“Yes, Master.”
I’m entranced as he moves to the wall of canes, paddles, whips, and floggers. I’m already wet just seeing the way he runs his fingers over each item until he finds the one he wants—a long, brown leather flogger. It has a sturdy, thick handle with a ring to ensure a firm grip and a generous head of long leather strips. It’s a loud crack flogger—my favorite.
“Oh, this is going to be fun. Your eyes light up at the prospect of pain at my hands, and I can already see how wet you are for me. This is going to hurt, pet.”
“Good.”
He comes to a stop at the end of the bed. “Forget something?” The flogger makes contact with my pussy, my legs tied down so tight I have no way of escaping the onslaught, and it’s exactly the way I want it.
“Sorry, Master.”
“Good girl.”
As Flex massages my wrists and ankles back to life, I can’t take my eyes off him. His tattoos snake their way around his biceps and across his chest. I’ve always found them such a turn-on, but as I take in the sight of them now, I notice the details—names and dates over his heart. Commemorative.
“What do your tattoos mean?” It feels like an intimate question, but what we just did was pretty intimate.
“Fallen comrades. People I loved dearly.” His voice sounds strained as he lies down next to me.
“Why did you join the Navy?”
“Why not?”
“I didn’t mean it in a bad way. You’re a hero in my eyes. Serving your country so people like me can live without the threat of our freedoms being taken away. It’s admirable.”
We lie for a moment, the silence unsettling, but I’m not sure what to say. I hit a nerve. When he finally speaks up, I’m relieved. “I lost people in the Twin Towers. As soon as I was old enough to enlist, I marched into the recruiting office, and I never looked back.”
“I’m sorry.”
“I wanted to be the best of the best, so I worked my ass off just to get into the training for the SEALs. The group you start out with dwindles with every test of endurance. It wasn’t the physical toll that got to me. It’s the psychology. They push your body to the edge and past until your mind is screaming out to just give in. To ring the bell. And the second you do, there’s no going back. You’re done.”
“That’s an insane level of pressure. How did you cope with it?”
“I did what I’ve always done. I just kept going. It’s all I’ve got. I survive and exert as much control as possible in every area of my life.”
“Don’t you get lonely?” I think of my life over the past few years and even further back. I’ve spent years feeling alone. I do what I need to in order for Gracie to be happy and healthy.
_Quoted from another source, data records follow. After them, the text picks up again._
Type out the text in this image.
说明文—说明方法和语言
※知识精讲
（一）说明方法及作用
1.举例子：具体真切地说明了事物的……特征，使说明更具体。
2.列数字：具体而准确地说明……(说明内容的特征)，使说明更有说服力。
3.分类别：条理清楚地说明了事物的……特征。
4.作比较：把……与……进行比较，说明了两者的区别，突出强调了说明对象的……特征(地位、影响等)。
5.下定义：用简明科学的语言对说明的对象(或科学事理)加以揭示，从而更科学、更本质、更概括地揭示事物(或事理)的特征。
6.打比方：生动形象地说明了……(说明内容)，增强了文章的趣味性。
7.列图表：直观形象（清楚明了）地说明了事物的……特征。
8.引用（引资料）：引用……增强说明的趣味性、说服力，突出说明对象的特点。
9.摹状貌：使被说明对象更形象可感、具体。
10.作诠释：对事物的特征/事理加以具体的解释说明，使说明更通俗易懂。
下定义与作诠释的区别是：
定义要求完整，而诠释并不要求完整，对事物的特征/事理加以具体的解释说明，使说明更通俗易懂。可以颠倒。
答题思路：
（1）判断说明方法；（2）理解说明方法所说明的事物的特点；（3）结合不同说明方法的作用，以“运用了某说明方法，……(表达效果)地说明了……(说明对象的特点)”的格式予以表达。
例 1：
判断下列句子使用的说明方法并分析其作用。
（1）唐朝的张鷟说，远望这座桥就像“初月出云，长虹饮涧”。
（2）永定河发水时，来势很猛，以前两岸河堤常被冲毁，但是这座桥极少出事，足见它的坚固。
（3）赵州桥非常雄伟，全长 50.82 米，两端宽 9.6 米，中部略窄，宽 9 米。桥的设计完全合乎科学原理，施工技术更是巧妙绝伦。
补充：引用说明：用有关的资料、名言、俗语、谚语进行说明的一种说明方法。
Then I found the lifestyle, and it curbed that chronic, debilitating loneliness that ate me up at night. I’ve been content with one night in my week to connect with someone and have their touch, even if it wasn’t given from a place of love. Lust is the next best thing. To feel desired.
“If you haven’t noticed, I don’t lack company at the club.”
“I’m aware, but you and I both know you’re not exactly looking for a deep relationship.”
“Is that so terrible? I have friends, and I have lovers.”
“Then why ask me to be both? You could pick any submissive at Venom, and they would drop to their knees and do anything you could possibly want.”
“Because I’ve watched you up there with Freya. You’re mesmerizing. Then, I saw you with Genevieve, and I knew I wanted to fuck you. You’re gorgeous, Celest. The way your body moves as you bring it to orgasm. God, it’s hot.”
I don’t know whether to be happy or sad. I’m a novelty—a doll to be played with then discarded. “Thanks.”
“Why do you sound pissed?”
“I’m not. What you’re hearing is resignation.”
“Spill,” he says as he draws lazy circles around my belly button.
“You didn’t bring me in here to analyze my feelings. We came to fuck and punish. Now, it’s time to leave.” As much as I’d like to stay in bed with this beautiful man, I know my limits. Getting my hopes up with Flex is a lesson in futility, and I refuse to do it to myself.
I slip out of the bed and into the bathroom, where I stand naked in front of the mirror. Punished and sated, I’m exhausted, but the tension I’ve been carrying for months has dissipated.